HDFS Welcomes New Faculty
The Department of Human Development and Family Studies is delighted to announce the arrival of two new tenure-track faculty members, Dr. Kimberly Nesbitt, Assistant Professor, and Dr. Jill Trumbell, Assistant Professor.
Kimberly Nesbitt, Ph.D.
Dr. Nesbitt completed her Ph.D. in Lifespan Developmental Psychology in 2010 at North Carolina State University, where her research focused on understanding the development of executive function and memory in young children, with a particular focus on the effects of growing up in poverty. After finishing her graduate work, she accepted an Institute of Education Sciences Postdoctoral Fellowship at Vanderbilt University’s Peabody Research Institute, where she focused on understanding how young children’s executive function skills enable children to adapt to the early classroom climate and identifying early education practices associated with improvements in young children’s cognitive development.
Currently, Dr. Nesbitt’s research focuses the internal processes and external influences that enhance or disrupt young children’s cognitive development. She is also pursuing a line of applied research that examines the educational and instructional practices that contribute to the emergence of more sophisticated cognitive abilities and enable young children from diverse backgrounds to learn and achieve in early educational environments.
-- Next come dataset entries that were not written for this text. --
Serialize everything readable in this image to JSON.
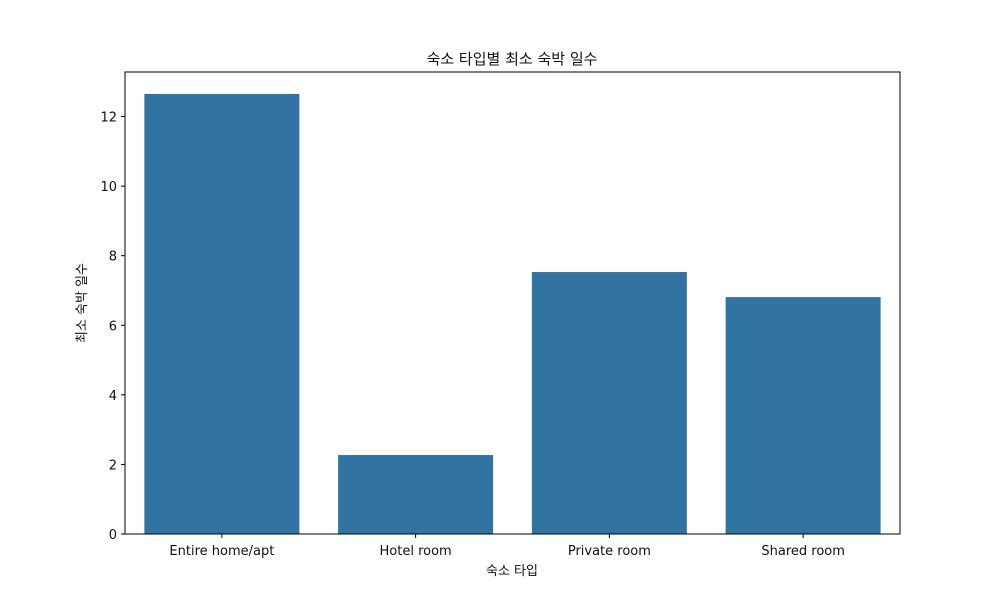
{
  "chart_data": {
    "type": "bar",
    "title": "숙소 타입별 최소 숙박 일수",
    "xlabel": "숙소 타입",
    "ylabel": "최소 숙박 일수",
    "categories": [
      "Entire home/apt",
      "Hotel room",
      "Private room",
      "Shared room"
    ],
    "values": [
      12.65,
      2.27,
      7.53,
      6.81
    ],
    "ylim": [
      0,
      13.28
    ],
    "yticks": [
      0,
      2,
      4,
      6,
      8,
      10,
      12
    ],
    "grid": false,
    "legend": "none",
    "bar_color": "#3274a1"
  }
}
Dr. Nesbitt has a strong theoretical orientation in developmental systems theory, an affinity for multidisciplinary research, and extensive knowledge of child development, advanced multivariate statistics, and field-based and experimental methodologies. Her expertise emphasizes both exploratory and causal designs, including longitudinal research and randomized experimental trials. She strives to leverage her expertise and knowledge to directly impact the lives of young children through collaborations and outreach with early childhood organizations and schools.
Jill Trumbell, Ph.D.
Dr. Trumbell received her Ph.D. in Human Development and Family Studies from Purdue University in August of 2014 and prior to coming to UNH was employed by Purdue HDFS as a visiting instructor. Her research interests focus on using multi-method approaches (e.g., behavioral, psychological, and physiological) to explore mother-child relationship processes during infancy and early childhood and understand how those processes impact concurrent and subsequent development. She is particularly interested in factors promoting the development and maintenance of healthy attachment relationships during infancy and early childhood.
Dr. Trumbell has also taken advantage of numerous opportunities to teach at the undergraduate level, and she is looking forward to expanding her teaching experience to graduate education. At the undergraduate level, she has been a teaching assistant and instructor for introductory courses in family processes and human development and has received favorable reviews. Dr. Trumbell hopes to continue her research program at UNH and is looking forward to teaching and mentoring undergraduate and graduate students.